À Savenay, en 2002, la démarche associative du GHL (Groupe d’Histoire Locale), concerne « Savenay et son secteur ». Mais, dans un certain flou chronologique, elle recueille des pages de « Mémoires de 1939 à 1945 », avec photos et dessins, sans trop s’embarrasser de contextualisation, ni se soucier non plus d’une problématisation. En 2005, le directeur de l’Écomusée de Saint-Nazaire, Daniel Sicard, dispose des archives nécessaires pour répondre aux attentes d’un large public. Il en résulte un bel ouvrage mais où, comme souvent, le choc des photos l’emporte sur le poids des mots.
Plus tard, en 2013-2014, le musée d’histoire de Nantes consacre une exposition, intitulée « En guerres (14-18/39-45) », au sort des civils de Nantes et Saint-Nazaire pendant les deux conflits mondiaux. Mais, à l’usage, l’amalgame des deux guerres ne facilite pas son propos sur la Poche. Les seules mentions faites sont loin des réalités et trahissent une méconnaissance du sujet. Vue de Nantes, la Poche… connaît pas.
Elle a donc migré de l’oubli aux musées, via l’histoire associative, mais sans jamais passer par la case Université.

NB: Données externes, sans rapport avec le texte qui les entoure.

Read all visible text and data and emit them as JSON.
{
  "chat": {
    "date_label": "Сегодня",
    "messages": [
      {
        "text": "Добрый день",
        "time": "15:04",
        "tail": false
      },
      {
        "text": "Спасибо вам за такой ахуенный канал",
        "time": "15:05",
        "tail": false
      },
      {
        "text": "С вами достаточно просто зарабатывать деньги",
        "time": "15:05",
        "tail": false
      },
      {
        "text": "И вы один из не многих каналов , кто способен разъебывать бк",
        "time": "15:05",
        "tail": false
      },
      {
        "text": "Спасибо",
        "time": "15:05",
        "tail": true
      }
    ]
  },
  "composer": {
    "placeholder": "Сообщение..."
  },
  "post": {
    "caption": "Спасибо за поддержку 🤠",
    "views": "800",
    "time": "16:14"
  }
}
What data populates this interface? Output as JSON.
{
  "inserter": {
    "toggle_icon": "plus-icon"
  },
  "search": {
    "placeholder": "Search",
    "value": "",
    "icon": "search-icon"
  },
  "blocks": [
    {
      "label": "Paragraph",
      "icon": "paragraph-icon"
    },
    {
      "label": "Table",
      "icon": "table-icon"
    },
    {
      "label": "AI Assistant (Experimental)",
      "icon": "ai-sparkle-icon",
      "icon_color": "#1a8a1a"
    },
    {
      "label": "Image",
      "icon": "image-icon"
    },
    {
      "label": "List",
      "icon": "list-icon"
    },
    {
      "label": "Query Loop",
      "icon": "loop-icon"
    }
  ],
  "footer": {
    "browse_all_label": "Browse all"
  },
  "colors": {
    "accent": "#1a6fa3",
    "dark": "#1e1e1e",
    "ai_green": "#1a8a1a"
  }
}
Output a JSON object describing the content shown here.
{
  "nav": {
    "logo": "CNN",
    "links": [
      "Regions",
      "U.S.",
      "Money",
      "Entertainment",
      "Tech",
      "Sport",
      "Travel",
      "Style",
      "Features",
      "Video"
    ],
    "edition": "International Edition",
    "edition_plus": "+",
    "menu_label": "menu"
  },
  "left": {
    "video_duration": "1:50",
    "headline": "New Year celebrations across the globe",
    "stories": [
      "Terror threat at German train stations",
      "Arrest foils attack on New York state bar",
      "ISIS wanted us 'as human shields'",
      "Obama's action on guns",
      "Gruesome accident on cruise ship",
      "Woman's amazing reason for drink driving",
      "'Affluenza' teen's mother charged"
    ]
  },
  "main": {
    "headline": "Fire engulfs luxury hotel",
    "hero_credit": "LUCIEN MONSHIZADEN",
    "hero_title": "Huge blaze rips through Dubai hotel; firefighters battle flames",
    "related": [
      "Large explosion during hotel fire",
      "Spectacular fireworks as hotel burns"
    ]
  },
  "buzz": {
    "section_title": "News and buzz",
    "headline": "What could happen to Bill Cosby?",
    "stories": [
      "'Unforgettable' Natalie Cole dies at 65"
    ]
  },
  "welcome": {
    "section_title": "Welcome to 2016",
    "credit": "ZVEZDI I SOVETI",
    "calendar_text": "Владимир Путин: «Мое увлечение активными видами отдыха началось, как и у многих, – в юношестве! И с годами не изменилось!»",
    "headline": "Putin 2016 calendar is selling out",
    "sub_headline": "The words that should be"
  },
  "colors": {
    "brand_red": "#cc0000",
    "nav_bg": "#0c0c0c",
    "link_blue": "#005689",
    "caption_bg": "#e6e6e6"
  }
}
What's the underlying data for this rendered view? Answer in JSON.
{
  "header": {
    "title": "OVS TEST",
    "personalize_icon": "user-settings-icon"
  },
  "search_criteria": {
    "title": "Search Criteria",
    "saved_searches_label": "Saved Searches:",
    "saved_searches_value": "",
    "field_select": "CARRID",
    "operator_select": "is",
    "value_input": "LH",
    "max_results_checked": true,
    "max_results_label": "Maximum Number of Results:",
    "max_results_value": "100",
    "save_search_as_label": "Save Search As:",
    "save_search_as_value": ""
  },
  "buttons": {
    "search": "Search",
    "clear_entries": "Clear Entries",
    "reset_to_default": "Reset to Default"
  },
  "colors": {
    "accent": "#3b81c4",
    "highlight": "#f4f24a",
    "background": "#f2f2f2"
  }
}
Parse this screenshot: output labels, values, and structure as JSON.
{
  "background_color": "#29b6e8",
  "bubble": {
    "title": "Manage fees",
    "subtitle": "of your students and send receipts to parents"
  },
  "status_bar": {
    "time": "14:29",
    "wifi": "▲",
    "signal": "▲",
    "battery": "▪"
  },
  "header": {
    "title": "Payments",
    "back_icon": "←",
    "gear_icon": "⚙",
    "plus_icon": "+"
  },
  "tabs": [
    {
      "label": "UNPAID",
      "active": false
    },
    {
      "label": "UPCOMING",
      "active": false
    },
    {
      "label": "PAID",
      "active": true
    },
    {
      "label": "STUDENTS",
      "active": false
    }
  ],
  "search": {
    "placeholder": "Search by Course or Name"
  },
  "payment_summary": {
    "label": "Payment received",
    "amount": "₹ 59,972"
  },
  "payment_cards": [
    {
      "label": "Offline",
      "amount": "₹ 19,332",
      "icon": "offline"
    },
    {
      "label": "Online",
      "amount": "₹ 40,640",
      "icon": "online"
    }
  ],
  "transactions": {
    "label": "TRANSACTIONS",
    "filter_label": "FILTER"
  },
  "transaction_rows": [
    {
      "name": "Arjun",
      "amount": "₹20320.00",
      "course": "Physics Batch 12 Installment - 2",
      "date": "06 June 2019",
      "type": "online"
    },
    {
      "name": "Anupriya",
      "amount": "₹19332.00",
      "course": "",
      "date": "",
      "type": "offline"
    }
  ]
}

3 – Intermittences du spectacle de la mémoire

En 2015, un précieux « guide-web » des sources disponibles par les archives municipales de Saint-Nazaire reconnaît que la Poche a trouvé « peu d’écho dans les livres d’histoire pourtant féconds sur la Seconde Guerre mondiale. Depuis une vingtaine d’année plusieurs érudits, passionnés et historiens locaux se sont attaqués au lourd travail de mémoire que constitue l’écriture de cet épisode douloureux, trop longtemps oublié ». Le basculement culturel de l’histoire à la mémoire est ainsi acté, mais une confusion entre devoir et travail de mémoire s’installe.

a – Le temps des vidéos

En 2005 sort une première vidéo de Vincent Douet : « VUES de la Poche », commentée par l’écrivain campbonnais Jean Rouaud. À l’occasion il qualifie la Poche de « bavure de l’histoire » ? Il exprime l’idée « déploratoire » des empochés eux-mêmes : celle d’une épreuve insupportable et traumatisante qui leur a été injustement infligée. Mais, selon l’historien M-O.Baruch, le « genre déploratoire », qui prend la forme d’une répétition d’ouvrages sur ce même ton, « aboutit à un effet de saturation inverse du but recherché : on lit et relit beaucoup, on comprend peu, car cette littérature manque souvent de réflexivité ».
Une nouvelle vidéo « Une si longue occupation » de Raphaël Millet, a été projetée en novembre 2019, par les Amis de l’Histoire à Savenay devant 400 personnes. Elle suscite cependant les mêmes réserves que la précédente. Constituées d’archives d’actualités, parfois inédites, entrecoupées de témoignages d’ex-« empochés » et d’interventions d’historiens choisis, ces vidéos manquent d’un fil directeur cohérent, au service d’une démonstration soutenue. C’est pourtant l’histoire, réduite ici au spectacle de la mémoire, qui est ainsi censée être donnée à voir.

b – L’heure de Mauricette

En 2012, le roman “Mauricette, l’insoumise…” du guérandais Bernard Tabary, est une fiction historique avec une héroïne attachante, dans des paysages évocateurs de la région, suivant une trajectoire qui va de Guérande et Bouvron, en passant par Pen Bron et la forteresse sous-marine ! « L’insoumise » devenue résistante, s’éloigne des « culs salés » des salines de Batz vers Bouvron et les « frères de la côte ». Elle y assiste même à la reddition allemande, le 11 mai. Scénario haletant, avec un « happy-end ». La contextualisation embarquée n’évite pas certains des clichés courants et quelques oublis. On y surjoue une résistance quelque peu fantasmée. Le romanesque s’écarte ainsi de la vraisemblance, prenant aussi ses aises avec l’histoire.
Michel Lefort, de Fay-de-Bretagne, directeur depuis 2018 du spectacle son et lumière intitulé « Mauricette », déclare vouloir, à partir du roman, « retracer l’histoire de la poche de Saint-Nazaire » et « participer au devoir de mémoire ». C’est désormais le roman qui dit l’histoire et le spectacle qui la montre. Ce spectacle réunit 150 figurants et 15 acteurs, 220 bénévoles de 17 communes. C’est bien, à moindre échelle, suivant le modèle du Puy-du-Fou (« l’histoire n’attend que vous »). Pour un couple de participants bénévoles : « nous sommes le livre d’histoire animé, avec ses bruits, ses odeurs, ses pleurs, ses sourires, faisant revivre ce que nos parents et grands parents ont vécus ». En 2018, les huit représentations ont eu 5.000 spectateurs.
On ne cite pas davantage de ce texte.